IMF-WB conference faces obstacles to cooperation
The annual conference of the International Monetary Fund and the World Bank in Tokyo, Japan, is expected to find solutions to the crisis in the Eurozone, check the downturn of the global economy and assist developing countries.
The world public is hoping the meeting can find a way to restore the battered world economy. But tensions in some bilateral relations could be hindering the success of this conference.
The IMF/WB annual conference and its sideline meetings are the biggest of the world’s financial, economic and banking leaders. Since the global economic crisis of 2008, the IMF has played a crucial role in addressing financial issues.
In the context of a worsening world economy, the conference gives world financial leaders an opportunity to work out a way to restore the global economy, adjust policies of developing countries, and cope with the European public debt crisis, which has spread beyond the region and hurt newly emerging economies.
Prior to the conference, China announced that its Finance Minister and Bank Governor would not attend the meetings but would send their deputies instead.

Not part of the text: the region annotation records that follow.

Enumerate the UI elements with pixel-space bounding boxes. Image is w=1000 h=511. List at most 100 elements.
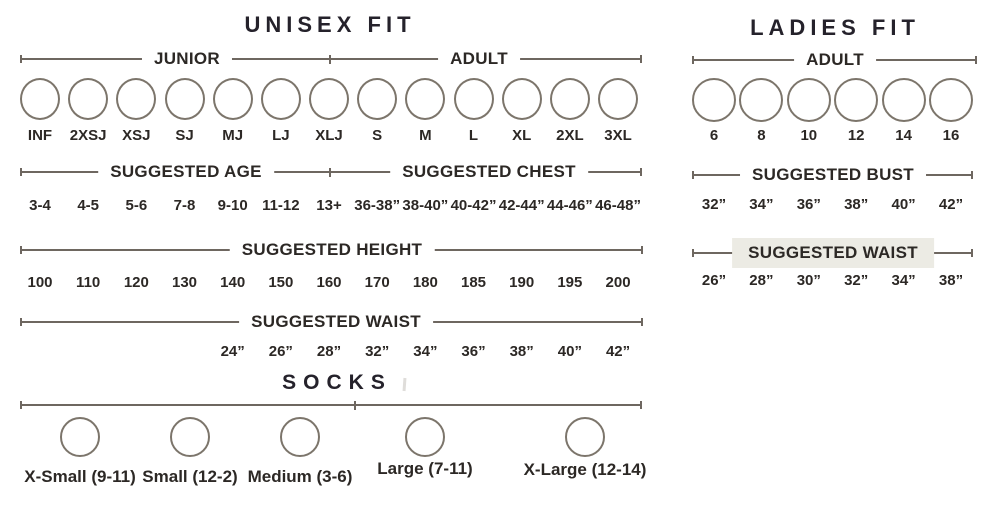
unisex-suggested-waist-value: 24”	[220, 343, 245, 360]
suggested-age-value: 5-6	[125, 197, 148, 214]
suggested-height-value: 190	[509, 274, 535, 291]
unisex-size-label: M	[419, 127, 432, 144]
ladies-suggested-waist-value: 26”	[701, 272, 727, 289]
unisex-size-label: XL	[512, 127, 532, 144]
suggested-height-value: 180	[412, 274, 438, 291]
sock-size-label: X-Large (12-14)	[523, 460, 647, 479]
suggested-height-value: 130	[171, 274, 198, 291]
suggested-chest-value: 38-40”	[402, 197, 449, 214]
unisex-group-ruler-center-tick	[329, 55, 331, 64]
suggested-height-value: 140	[220, 274, 246, 291]
suggested-height-value: 200	[605, 274, 631, 291]
ladies-size-label: 14	[895, 127, 912, 144]
suggested-bust-value: 40”	[891, 196, 916, 213]
ladies-size-circle	[739, 78, 784, 122]
suggested-age-value: 9-10	[217, 197, 248, 214]
suggested-bust-value: 34”	[749, 196, 774, 213]
unisex-size-circle	[357, 78, 398, 120]
unisex-suggested-waist-value: 40”	[557, 343, 582, 360]
suggested-bust-value: 36”	[796, 196, 821, 213]
socks-ruler	[20, 401, 642, 409]
ladies-size-label: 8	[757, 127, 766, 144]
suggested-height-label: SUGGESTED HEIGHT	[229, 239, 435, 261]
unisex-size-circle	[405, 78, 446, 120]
unisex-fit-title: UNISEX FIT	[244, 12, 416, 37]
unisex-size-label: L	[468, 127, 479, 144]
suggested-height-value: 150	[268, 274, 294, 291]
unisex-suggested-waist-value: 38”	[509, 343, 534, 360]
unisex-size-label: 2XSJ	[69, 127, 107, 144]
suggested-bust-value: 42”	[938, 196, 964, 213]
ladies-size-circle	[929, 78, 973, 122]
sock-size-circle	[170, 417, 210, 457]
ladies-suggested-waist-value: 34”	[891, 272, 916, 289]
suggested-bust-label: SUGGESTED BUST	[740, 164, 926, 186]
unisex-size-label: MJ	[222, 127, 244, 144]
age-chest-ruler	[20, 168, 642, 176]
sock-size-label: Small (12-2)	[142, 467, 238, 486]
ladies-suggested-waist-value: 30”	[796, 272, 821, 289]
adult-group-label: ADULT	[438, 48, 520, 70]
suggested-chest-value: 42-44”	[498, 197, 545, 214]
sock-size-label: Medium (3-6)	[247, 467, 353, 486]
suggested-height-value: 185	[461, 274, 487, 291]
socks-title: SOCKS	[282, 371, 392, 394]
suggested-height-value: 170	[364, 274, 390, 291]
ladies-size-circle	[786, 78, 831, 122]
ladies-size-label: 16	[942, 127, 960, 144]
sock-size-circle	[565, 417, 605, 457]
sock-size-circle	[405, 417, 445, 457]
unisex-suggested-waist-value: 32”	[365, 343, 390, 360]
unisex-size-circle	[164, 78, 205, 120]
unisex-suggested-waist-value: 36”	[461, 343, 486, 360]
unisex-size-circle	[212, 78, 253, 120]
print-artifact-mark	[402, 377, 407, 392]
ladies-fit-title: LADIES FIT	[750, 15, 920, 40]
suggested-height-value: 110	[76, 274, 101, 291]
sock-size-circle	[60, 417, 100, 457]
suggested-age-value: 4-5	[77, 197, 99, 214]
suggested-chest-value: 36-38”	[354, 197, 401, 214]
ladies-size-label: 6	[709, 127, 719, 144]
socks-ruler-center-tick	[354, 401, 356, 410]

This surprising decision reflects the currently strained relations between China and Japan, which are now producing widening ripples. The China-Japan economic relationship is one of the key relationships in the world economic structure.
Prior to the conference, IMF General Director Christine Lagarde called on the world’s second and third largest economies to focus on global issues rather than their territorial disputes. The IMF leader stressed that the global economy really needs both economies’ full participation. Neither country has shown any inclination toward cooperation.
Meanwhile, just as the conference was opening, the US and China faced off in a trade dispute after Washington described two leading Chinese telecommunications groups Huawei and ZTE as national security threats. According to a report by the US House Intelligence Committee, Beijing might have used these two firms to spy economically and militarily and to plan cyber attacks against Washington.
Beijing rejected the allegations saying the report, based on speculation and misinformation, aimed to obstruct Chinese businesses, which are operating normally and legally in the US.
The dispute arose two weeks after the US sued China before the World Trade Organization for subsidizing prices of exported automobiles and accessories while China sued the US for excessive tariffs on imported Chinese products. This is one of ten suits against China the US has filed in the last two years and is part of President Barak Obama’s efforts to reduce the US trade deficit with China.
Looking at Europe, analysts have found few optimistic signs. Efforts to reduce deficits and increase liquidity through national stimulus packages have not been effective. Implementing austerity measures to reduce deficits, which requires cutting social welfare programs and assistance for the poor, hasn’t worked either.
The public is now hoping the European Stabilization Mechanism worth US$650 billion announced by the Eurozone on October 10 will get the region out of its current mess. It’s crucial for Europe to reach a consensus on tax and public spending policies and implement measures to merge the banking system in the region.
The IMF has lowered its world economic growth forecast from 3.5 percent to 3.3 percent this year and from 3.9 percent to 3.6 percent next year. The recovery of the global economy depends on the policies of the major economic powers as well as their relations.